Among my favorites is 'Riu Riu Chiu', a 16th century anonymous carol 'arranged in a South American folkloric style:'  

 Riu, riu chiu, la guarda ribera,
 Dios guardo el lobo de nuestra cordera.
 El lobo rabioso la quiso morder,
 mas Dios poderoso la supo defender;
 Quisole hazer que no pudiesse pecar,
 ni aun original esta Virgen no tuviera.

Holding a equally pleasurable place in my memory is 'The Silver Swan', from early in the 17th century and perhaps the most famous Madrigal from Orlando Gibbons. Although set in various voices, I remember singing it SATB [soprano, alto, tenor, base] in college. The madrigal is based on a legend that mute swans sing only just before death [thus the swan song.] Both the music and the words are probably from Gibbons' hand.

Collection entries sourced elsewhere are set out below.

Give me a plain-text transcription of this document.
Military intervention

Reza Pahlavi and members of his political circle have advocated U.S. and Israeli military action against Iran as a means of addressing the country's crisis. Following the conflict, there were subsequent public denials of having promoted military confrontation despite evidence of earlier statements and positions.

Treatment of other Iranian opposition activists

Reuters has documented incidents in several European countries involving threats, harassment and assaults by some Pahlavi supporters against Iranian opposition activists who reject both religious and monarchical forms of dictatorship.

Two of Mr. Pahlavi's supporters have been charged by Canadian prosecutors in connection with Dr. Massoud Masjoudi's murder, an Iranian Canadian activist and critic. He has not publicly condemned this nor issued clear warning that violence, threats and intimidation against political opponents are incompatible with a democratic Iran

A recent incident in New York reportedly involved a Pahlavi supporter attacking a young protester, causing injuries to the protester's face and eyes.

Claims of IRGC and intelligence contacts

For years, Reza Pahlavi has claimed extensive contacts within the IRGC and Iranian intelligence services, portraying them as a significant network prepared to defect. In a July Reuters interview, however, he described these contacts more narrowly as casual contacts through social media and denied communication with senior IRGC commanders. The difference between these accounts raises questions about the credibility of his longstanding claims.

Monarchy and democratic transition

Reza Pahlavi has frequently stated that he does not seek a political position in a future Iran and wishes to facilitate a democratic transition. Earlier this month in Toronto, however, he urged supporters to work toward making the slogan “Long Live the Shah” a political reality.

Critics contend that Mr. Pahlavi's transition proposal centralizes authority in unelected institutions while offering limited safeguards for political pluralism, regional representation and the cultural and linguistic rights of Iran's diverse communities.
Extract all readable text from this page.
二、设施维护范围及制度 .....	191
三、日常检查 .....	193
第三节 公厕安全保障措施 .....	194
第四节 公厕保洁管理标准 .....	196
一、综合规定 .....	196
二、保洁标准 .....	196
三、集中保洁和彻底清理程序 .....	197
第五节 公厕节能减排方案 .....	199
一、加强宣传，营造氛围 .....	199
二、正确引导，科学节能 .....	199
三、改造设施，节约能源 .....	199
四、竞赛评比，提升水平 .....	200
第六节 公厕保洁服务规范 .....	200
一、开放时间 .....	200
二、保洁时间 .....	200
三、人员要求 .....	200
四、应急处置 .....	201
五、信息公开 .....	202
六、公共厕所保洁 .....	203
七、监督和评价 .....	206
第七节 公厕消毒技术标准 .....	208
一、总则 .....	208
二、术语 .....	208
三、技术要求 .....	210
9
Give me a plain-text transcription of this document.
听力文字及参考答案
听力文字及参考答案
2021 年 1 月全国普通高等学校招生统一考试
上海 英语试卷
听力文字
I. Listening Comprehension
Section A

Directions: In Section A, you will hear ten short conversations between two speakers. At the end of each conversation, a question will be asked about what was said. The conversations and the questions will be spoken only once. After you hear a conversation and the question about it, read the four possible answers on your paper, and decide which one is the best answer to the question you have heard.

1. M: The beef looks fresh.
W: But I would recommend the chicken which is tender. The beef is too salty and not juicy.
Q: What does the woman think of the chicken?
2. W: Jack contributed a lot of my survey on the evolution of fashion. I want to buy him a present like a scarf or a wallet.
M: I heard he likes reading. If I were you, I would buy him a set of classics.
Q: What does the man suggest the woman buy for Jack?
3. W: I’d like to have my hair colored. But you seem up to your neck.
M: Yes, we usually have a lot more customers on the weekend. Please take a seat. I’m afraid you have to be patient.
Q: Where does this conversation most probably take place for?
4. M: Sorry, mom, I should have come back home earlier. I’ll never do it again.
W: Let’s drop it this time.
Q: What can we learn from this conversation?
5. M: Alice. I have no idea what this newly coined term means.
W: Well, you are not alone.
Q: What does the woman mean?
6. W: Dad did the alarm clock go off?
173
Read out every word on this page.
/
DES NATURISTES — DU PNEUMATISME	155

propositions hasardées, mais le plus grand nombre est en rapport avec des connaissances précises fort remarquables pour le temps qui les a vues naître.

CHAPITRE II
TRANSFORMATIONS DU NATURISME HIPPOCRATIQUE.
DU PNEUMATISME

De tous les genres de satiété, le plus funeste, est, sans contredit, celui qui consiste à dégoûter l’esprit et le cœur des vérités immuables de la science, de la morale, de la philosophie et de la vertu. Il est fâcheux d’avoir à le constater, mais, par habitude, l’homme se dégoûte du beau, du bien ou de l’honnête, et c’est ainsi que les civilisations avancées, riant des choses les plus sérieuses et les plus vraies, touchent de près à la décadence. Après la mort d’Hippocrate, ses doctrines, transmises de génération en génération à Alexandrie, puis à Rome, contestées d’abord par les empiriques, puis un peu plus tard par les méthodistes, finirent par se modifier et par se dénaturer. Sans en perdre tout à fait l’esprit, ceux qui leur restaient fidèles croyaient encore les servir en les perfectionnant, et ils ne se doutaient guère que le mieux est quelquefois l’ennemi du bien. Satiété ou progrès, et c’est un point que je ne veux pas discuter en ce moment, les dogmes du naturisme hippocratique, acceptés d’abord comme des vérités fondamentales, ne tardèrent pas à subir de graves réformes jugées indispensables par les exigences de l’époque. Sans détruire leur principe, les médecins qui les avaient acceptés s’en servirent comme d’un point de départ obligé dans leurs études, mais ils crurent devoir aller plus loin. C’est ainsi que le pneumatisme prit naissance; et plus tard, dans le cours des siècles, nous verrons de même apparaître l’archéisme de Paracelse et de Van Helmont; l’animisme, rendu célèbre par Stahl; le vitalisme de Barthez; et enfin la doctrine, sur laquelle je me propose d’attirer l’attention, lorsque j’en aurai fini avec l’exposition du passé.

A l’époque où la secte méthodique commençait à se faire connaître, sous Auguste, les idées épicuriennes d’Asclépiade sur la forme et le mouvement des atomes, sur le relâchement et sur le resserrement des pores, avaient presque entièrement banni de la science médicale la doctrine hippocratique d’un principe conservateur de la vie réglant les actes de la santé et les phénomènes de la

  'The silver Swan, who living had no Note,
  When Death approached, unlocked her silent throat.
  Leaning her breast upon the reedy shore,
  Thus sang her first and last, and sang no more:
  'Farewell, all joys! O Death, come close mine eyes!
  'More Geese than Swans now live, more Fools than Wise.'

Gibbons published the Madrigal in his 'First Set of Madrigals and Motets,' in 1612. Some say the last line is a reference to the loss of the late Elizabethan musical tradition that Gibbons wished to have continued.

Indian Hills Community College Iowa Madrigal Singers

A third example from my favorite list is 'Sing We and Chant It,' another 16th century work, this time from Thomas Morley.  

  Sing we and chant it
  while love doth grant it,
  fa la la, la, la, la, la
  fa la la, la, la, la, la
  Not long youth lasteth,
  And old age hasteth;
  Now is best leisure
  To take our pleasure,
  fa la la, la, la, la, la
  fa la la, la, la, la, la

Other Madrigals that I have easy access to [for this writing] are from John Wilbye, and published in 1598. He wrote such attractive works as 'Adew Sweet Amarillis', 'Fly Loue [love] Aloft,' 'I Fall I Fall, O Stay Mee,' and 'My Bonnie Lass She Smileth.'

  Adew, sweet Amarillis:
  For since to part your will is,
  O heauy tyding,
  Here is for mee no biding:
  Yet once againe ere that I part with you,
  Amarillis, sweet Adew.

From the title above:

  I fall, I fall, O stay mee,
  Deere loue with ioyes yee slay mee,
  Of life your lips depriue mee,
  Sweet, let your lips reuiue mee,
  O whether are you hasting,
  And leaue my life thus wasting?
  My health on you relyeing,
  'Twer sinne to leaue me dyeing. 

And my final choice of favorites is from Thomas Morley, 1594,

 April is in my mistress' face, 
 And July in her eyes hath place; 
 Within her bosom is September, 
 But in her heart a cold December.

A chilling thought for the Springtime, when lovers meet among the wafting blossoms.